Sa photo d’immatriculation (1) à Auschwitz a été retrouvée parmi celles que des membres de la Résistance intérieure du camp avaient camouflées pour les sauver de la destruction, ordonnée par les SS peu de temps avant l’évacuation d’Auschwitz.

Lire dans le site le récit de leur premier jour à Auschwitz : L’arrivée au camp principal, 8 juillet 1942. et 8 juillet 1942 : Tonte, désinfection, paquetage, « visite médicale ».  Après l’enregistrement, il passe la nuit au Block 13 (les 1170 déportés du convoi y sont entassés dans deux pièces). Le 9 juillet tous sont conduits à pied au camp annexe de Birkenau, situé à 4 km du camp principal. Le 13 juillet il est interrogé sur sa profession. Les spécialistes dont les SS ont besoin pour leurs ateliers sont sélectionnés et vont retourner à Auschwitz I (approximativement la moitié du convoi.
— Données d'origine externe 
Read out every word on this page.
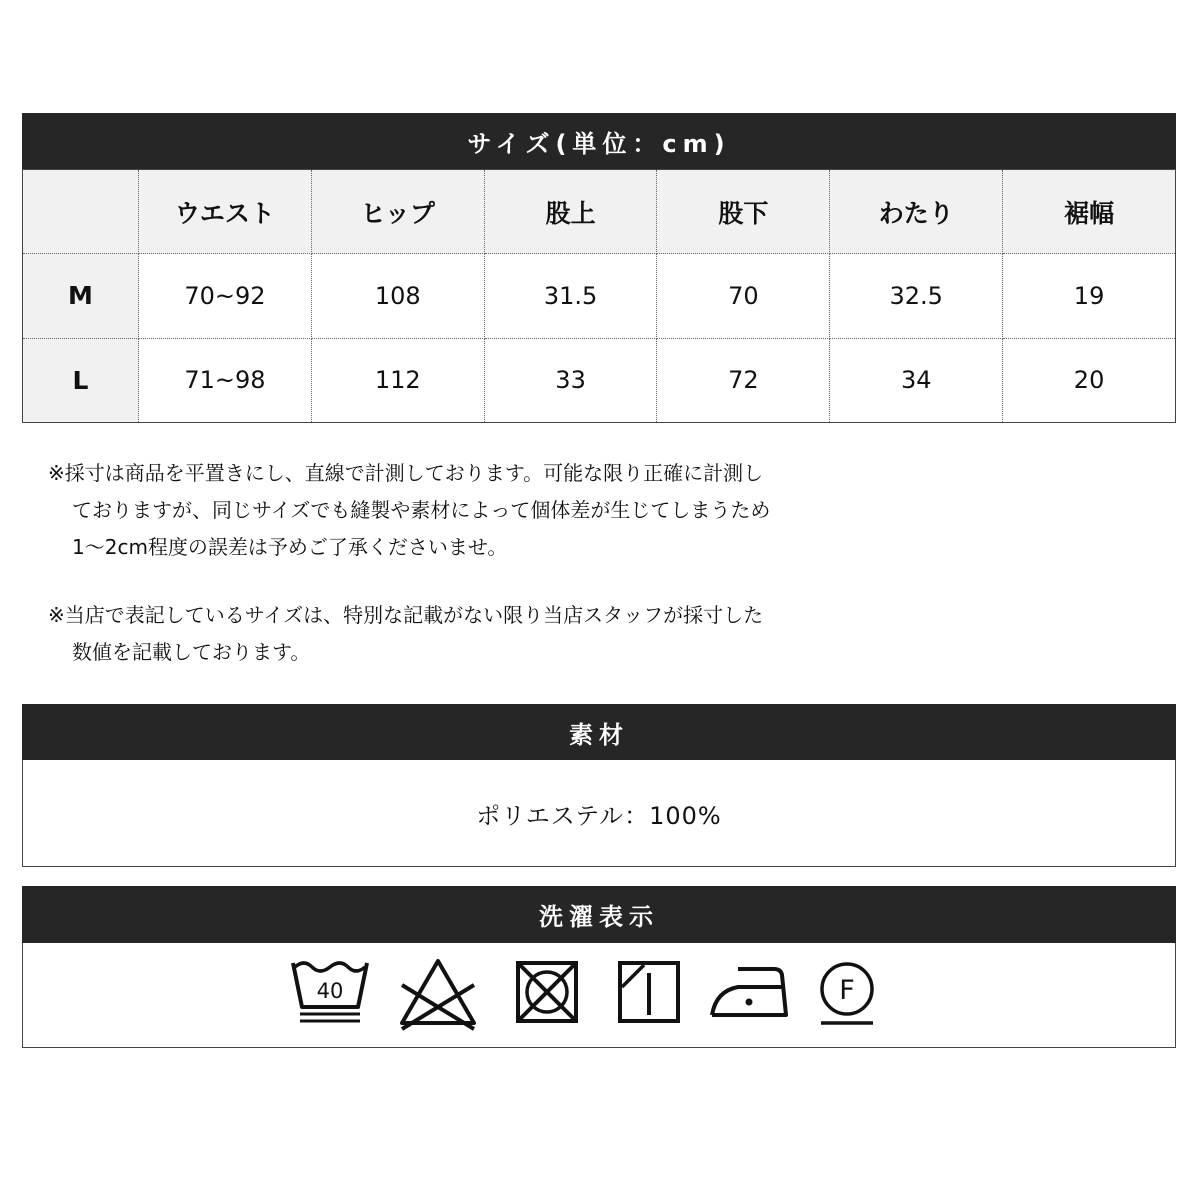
サイズ(単位：cm)
	ウエスト	ヒップ	股上	股下	わたり	裾幅
M	70~92	108	31.5	70	32.5	19
L	71~98	112	33	72	34	20

※採寸は商品を平置きにし、直線で計測しております。可能な限り正確に計測し
ておりますが、同じサイズでも縫製や素材によって個体差が生じてしまうため
1〜2cm程度の誤差は予めご了承くださいませ。

※当店で表記しているサイズは、特別な記載がない限り当店スタッフが採寸した
数値を記載しております。

素材
ポリエステル：100%
洗濯表示
40	F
Les autres, restent à Birkenau, employés au terrassement et à la construction des Blocks.  Ramené à Auschwitz-I, il est affecté au block 16.

Julien Faradon meurt à Auschwitz le 17 septembre 1942 d’après le certificat de décès établi au camp d’Auschwitz et destiné à l’état civil de la municipalité d’Auschwitz (in Death Books from Auschwitz Tome 2 page 275). Il convient de souligner que cent quarante-huit «45000» ont été déclarés décédés à l’état civil d’Auschwitz les 17, 18 et 19 septembre 1942, ainsi qu’un nombre important d’autres détenus du camp enregistrés à ces mêmes dates. D’après les témoignages des rescapés, ils ont tous été gazés à la suite d’une vaste «sélection» interne des «inaptes au travail», opérée dans les Blocks d’infirmerie.
Julien Faradon est homologué comme Résistant, au titre des Forces Françaises Libres (FFI) et comme Déporté Résistant (DIR), appartenant à l’un des cinq mouvements de Résistance (FFC, FFI, RIF, DIR, FFL). Cf. service historique de la Défense, Vincennes GR 16 P 215929. Sa fille Jeanine sera « adoptée par la nation » le 16-01-1950.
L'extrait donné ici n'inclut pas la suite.